Imagine a set of 100.000 pages — well or try it with 10.000 nodes
INITIAL_NODES_TO_CREATE=10000 yarn develop
On my machine this will take roughly 10s for the createPages
lifecycle hook part and 40s for the queries (260 queries/second) when being started the first time (bootstrap phase). That's expected and fine.
After that an update with yarn webhook:new-item
, which adds a node through the webhook payload, it takes 15s for createPages
to run, although nothing was touched. There was only a node added. The same happens with yarn webhook:empty
. Nothing has changed, but Gatsby in Preview Mode will run all sourceNodes
hooks through the api runner followed by the createPages
lifecycle. That's somehow expected behaviour: createPages runs through all pages, because that's what we tell Gatsby to do in gatsby-node.js.
The question is:
How can we add pages for new nodes only after the initial bootstrap.
We already discovered createPagesStatefully which does somehow help in this scenario. The docs tell us this:
createPagesStatefully..for plugins who want to manage creating and removing pages themselves in response to changes in data not managed by Gatsby. Plugins implementing createPages will get called regularly to recompute page information as Gatsby’s data changes but those implementing createPagesStatefully will not.

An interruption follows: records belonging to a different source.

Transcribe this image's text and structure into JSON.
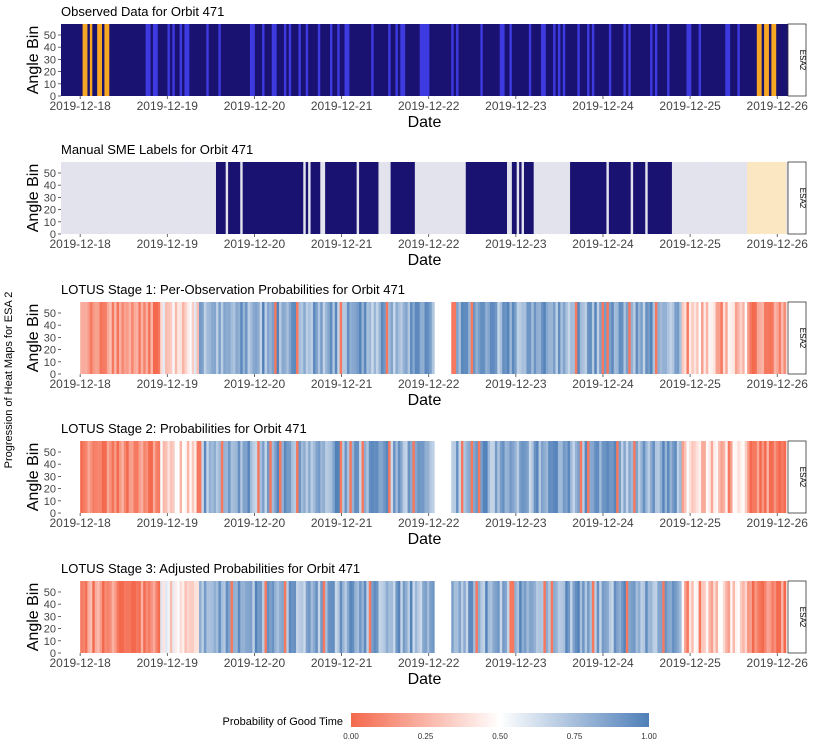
{
  "chart_data": {
    "type": "heatmap",
    "outer_ylabel": "Progression of Heat Maps for ESA 2",
    "legend": {
      "title": "Probability of Good Time",
      "ticks": [
        "0.00",
        "0.25",
        "0.50",
        "0.75",
        "1.00"
      ],
      "colors": {
        "low": "#f4694d",
        "mid": "#ffffff",
        "high": "#4f7fb8"
      }
    },
    "x_ticks": [
      "2019-12-18",
      "2019-12-19",
      "2019-12-20",
      "2019-12-21",
      "2019-12-22",
      "2019-12-23",
      "2019-12-24",
      "2019-12-25",
      "2019-12-26"
    ],
    "y_ticks": [
      "0",
      "10",
      "20",
      "30",
      "40",
      "50"
    ],
    "y_range": [
      0,
      59
    ],
    "panels": [
      {
        "title": "Observed Data for Orbit 471",
        "ylabel": "Angle Bin",
        "xlabel": "Date",
        "strip": "ESA2",
        "kind": "observed",
        "colors": {
          "background": "#1a1270",
          "counts": "#3d3ae0",
          "high": "#f5a623"
        },
        "gap_days": [
          [
            4.05,
            4.25
          ]
        ]
      },
      {
        "title": "Manual SME Labels for Orbit 471",
        "ylabel": "Angle Bin",
        "xlabel": "Date",
        "strip": "ESA2",
        "kind": "sme",
        "colors": {
          "labeled_bad": "#e3e3ee",
          "observed": "#1a1270",
          "high": "#fbe7c2"
        },
        "gap_days": [
          [
            4.05,
            4.25
          ]
        ]
      },
      {
        "title": "LOTUS Stage 1: Per-Observation Probabilities for Orbit 471",
        "ylabel": "Angle Bin",
        "xlabel": "Date",
        "strip": "ESA2",
        "kind": "prob",
        "gap_days": [
          [
            4.05,
            4.25
          ]
        ]
      },
      {
        "title": "LOTUS Stage 2: Probabilities for Orbit 471",
        "ylabel": "Angle Bin",
        "xlabel": "Date",
        "strip": "ESA2",
        "kind": "prob",
        "gap_days": [
          [
            4.05,
            4.25
          ]
        ]
      },
      {
        "title": "LOTUS Stage 3: Adjusted Probabilities for Orbit 471",
        "ylabel": "Angle Bin",
        "xlabel": "Date",
        "strip": "ESA2",
        "kind": "prob",
        "gap_days": [
          [
            4.05,
            4.25
          ]
        ]
      }
    ]
  }
}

And indeed, it's called only once. So this would be fine for the bootstrap but where to add new pages? Where to call createPage({})
? The idiomatic idea: Run createPage
inside our sourceNodes
which seems to be a very wrong place in the lifecycle as Gatsby doesn't give us access to the boundActionCreators with the createPage method.
What about onCreateNode
? This could work:
exports.onCreateNode = function onCreateNode({ actions, node, boundActionCreators }) {
cosnt { createPage } = boundActionCreators;
// createPage is available here
}
Is this the place to work in or does it make no sense? A quick test showed all initial pages being created but a webhook update through __refresh destroyed all pages. Probably because the nodes weren't touched?
Is this the way to go? createPage
inside onCreateNode
?
Do we need createPageDependency
at any place or is this managed internally by Gatsby depending of the queries being run in the used page template?
How can we avoid the page queries for all pages to be re-evaluated, causing a large amount of unnecessary requests to the backend?